I've never actually heard anyone say might could, or any other double modal, but it makes perfect sense to me, and I hope it spreads northwards. :-)
(Oh, and see this map for American usage of double modals.)
Sorry I didn't check back after my post for 6 days.
I don't think it sounds grammatically atrocious if your native dialect permits double modals. Something I hear in the Northeast U.S. that I am pretty sure is ungrammatical in every other English dialect is "a quarter of." The first time I ever heard the phrase was on an episode of "The Jeffersons" and I assumed it meant 15 minutes after the previous hour--which is what it seems to mean, logically. When I moved to New York I found out that it means 15 minutes before the hour, which is what in most dialects is referred to as "a quarter to" or "a quarter 'til." To anybody not from the Northeast U.S., "a quarter of" might sound grammatically atrocious, or at least bewildering.
I don't completely agree with U's assertion that "might could" substitutes for either word.
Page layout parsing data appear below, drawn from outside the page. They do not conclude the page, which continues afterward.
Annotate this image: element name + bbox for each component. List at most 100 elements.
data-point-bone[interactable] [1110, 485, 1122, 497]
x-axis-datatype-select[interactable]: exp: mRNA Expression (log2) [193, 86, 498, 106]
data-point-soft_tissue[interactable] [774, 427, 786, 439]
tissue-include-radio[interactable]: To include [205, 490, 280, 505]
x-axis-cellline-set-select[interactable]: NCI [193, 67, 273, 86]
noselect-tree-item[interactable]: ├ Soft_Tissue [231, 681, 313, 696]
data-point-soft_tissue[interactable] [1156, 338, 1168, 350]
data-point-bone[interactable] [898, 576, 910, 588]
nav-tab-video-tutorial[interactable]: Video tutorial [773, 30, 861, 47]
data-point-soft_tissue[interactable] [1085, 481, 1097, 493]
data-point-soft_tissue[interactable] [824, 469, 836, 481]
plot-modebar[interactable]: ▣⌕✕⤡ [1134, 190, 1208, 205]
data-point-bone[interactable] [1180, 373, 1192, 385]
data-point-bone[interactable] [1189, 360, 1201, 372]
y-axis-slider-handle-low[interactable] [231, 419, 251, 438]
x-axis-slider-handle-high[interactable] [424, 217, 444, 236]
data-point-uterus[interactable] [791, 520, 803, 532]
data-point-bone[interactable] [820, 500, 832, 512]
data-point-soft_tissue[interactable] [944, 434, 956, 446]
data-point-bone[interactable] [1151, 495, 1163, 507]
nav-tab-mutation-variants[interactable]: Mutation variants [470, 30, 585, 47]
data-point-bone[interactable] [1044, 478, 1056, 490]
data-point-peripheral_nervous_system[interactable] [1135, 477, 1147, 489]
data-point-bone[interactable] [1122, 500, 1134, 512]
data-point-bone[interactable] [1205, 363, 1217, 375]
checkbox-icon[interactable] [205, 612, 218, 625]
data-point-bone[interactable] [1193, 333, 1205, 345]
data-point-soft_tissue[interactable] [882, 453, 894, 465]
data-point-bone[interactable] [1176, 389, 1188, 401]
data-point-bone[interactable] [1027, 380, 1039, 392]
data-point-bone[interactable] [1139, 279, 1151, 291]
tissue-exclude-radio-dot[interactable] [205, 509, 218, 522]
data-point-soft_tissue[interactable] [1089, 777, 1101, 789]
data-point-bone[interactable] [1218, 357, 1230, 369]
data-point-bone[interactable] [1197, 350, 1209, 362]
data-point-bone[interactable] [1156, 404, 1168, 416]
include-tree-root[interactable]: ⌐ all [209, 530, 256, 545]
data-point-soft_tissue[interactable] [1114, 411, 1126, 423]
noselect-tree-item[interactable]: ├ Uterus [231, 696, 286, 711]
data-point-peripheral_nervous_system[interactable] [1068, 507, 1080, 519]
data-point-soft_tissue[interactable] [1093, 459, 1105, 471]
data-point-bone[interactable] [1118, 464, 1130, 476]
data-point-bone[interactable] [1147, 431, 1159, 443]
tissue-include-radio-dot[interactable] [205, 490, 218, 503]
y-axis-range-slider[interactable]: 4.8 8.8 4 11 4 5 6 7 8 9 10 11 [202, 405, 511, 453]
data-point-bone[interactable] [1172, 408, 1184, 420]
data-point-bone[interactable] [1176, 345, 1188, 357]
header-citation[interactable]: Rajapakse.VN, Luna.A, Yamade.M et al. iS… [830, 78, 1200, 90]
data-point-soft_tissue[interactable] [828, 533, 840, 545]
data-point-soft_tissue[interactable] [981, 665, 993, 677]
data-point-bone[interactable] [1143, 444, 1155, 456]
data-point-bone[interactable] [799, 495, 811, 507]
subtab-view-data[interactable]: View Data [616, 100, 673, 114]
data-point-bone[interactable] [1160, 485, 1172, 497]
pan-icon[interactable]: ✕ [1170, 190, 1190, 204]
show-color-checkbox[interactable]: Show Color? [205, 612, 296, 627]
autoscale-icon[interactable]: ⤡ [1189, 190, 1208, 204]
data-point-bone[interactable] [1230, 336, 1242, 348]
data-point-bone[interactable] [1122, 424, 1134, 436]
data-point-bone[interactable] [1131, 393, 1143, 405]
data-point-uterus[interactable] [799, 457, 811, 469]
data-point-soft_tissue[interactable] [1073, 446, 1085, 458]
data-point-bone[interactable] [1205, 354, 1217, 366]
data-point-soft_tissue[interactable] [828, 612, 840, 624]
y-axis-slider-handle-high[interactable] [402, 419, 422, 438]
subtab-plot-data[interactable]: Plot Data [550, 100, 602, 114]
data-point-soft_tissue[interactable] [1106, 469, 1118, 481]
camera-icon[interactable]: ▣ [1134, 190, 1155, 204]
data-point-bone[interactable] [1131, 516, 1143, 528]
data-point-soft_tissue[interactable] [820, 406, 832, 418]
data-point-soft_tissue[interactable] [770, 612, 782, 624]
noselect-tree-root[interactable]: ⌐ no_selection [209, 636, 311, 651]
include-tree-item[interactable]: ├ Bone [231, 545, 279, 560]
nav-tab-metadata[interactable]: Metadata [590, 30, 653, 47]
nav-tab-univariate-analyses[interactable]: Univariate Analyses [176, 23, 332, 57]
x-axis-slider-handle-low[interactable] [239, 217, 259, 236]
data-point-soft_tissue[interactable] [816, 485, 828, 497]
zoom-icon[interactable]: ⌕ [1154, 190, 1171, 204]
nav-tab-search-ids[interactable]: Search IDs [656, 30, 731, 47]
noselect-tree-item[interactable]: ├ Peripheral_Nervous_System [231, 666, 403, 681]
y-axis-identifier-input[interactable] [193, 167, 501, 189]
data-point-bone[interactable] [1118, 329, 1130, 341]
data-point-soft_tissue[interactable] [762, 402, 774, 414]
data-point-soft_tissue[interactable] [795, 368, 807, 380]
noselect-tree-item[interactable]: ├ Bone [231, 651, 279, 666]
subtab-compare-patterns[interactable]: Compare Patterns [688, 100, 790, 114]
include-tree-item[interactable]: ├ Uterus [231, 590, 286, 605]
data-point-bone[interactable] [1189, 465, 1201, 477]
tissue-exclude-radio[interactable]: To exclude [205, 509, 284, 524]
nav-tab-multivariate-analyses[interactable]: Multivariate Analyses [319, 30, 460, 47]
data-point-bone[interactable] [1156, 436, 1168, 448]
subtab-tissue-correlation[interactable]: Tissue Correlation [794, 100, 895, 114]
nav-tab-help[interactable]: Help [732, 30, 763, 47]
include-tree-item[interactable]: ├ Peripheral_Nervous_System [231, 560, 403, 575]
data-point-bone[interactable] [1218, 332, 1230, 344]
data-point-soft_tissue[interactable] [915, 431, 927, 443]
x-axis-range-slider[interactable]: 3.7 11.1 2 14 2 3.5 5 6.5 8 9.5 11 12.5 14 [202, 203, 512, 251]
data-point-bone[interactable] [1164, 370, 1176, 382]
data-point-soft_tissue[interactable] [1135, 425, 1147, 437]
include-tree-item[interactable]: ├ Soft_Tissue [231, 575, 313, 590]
It's really more like saying "I might be able to" as opposed to saying "I might if I feel like it." Like this:
Ned: "Lonnie got his tractor stuck in the gully. Could you pull it out?"
Lester: "I might could if he's not stuck too deep."
That's very different than saying:
Ned: "Lonnie got his tractor mired in the gully. Could you pull it out?"
Lester: "I might. What's in it for me?."
It's definitely a Southern regionalism which doesn't sound strange to my ears.
Most every time I hear the phrase, it's used in one of two ways: it's either substituting for might, or it's substituting for could. In those situations, I get the impression the speaker doesn't know which one is correct, so he goes with both just to cover all the bases. That's BAD.
But to be fair, there are other times it's used as an abbreviated form of "might be able to" and that's a little more acceptable. Grammatically atrocious, of course, but shorthand is reasonable in response to a mouthful of a phrase.
It's not redundant or repetitive. "I might could" means "maybe I could" or "possibly I could" or "I don't know whether I could or not" or "perhaps I could" or "maybe I would be able to" or "given the right circumstances I could." It may sound odd if you're not from the South or from Scotland, but it's a useful construction and it might even spread to other parts of the English-speaking world in much the same way that the way the use of "already" after the imperative has spread from certain ethnic dialects of New York City.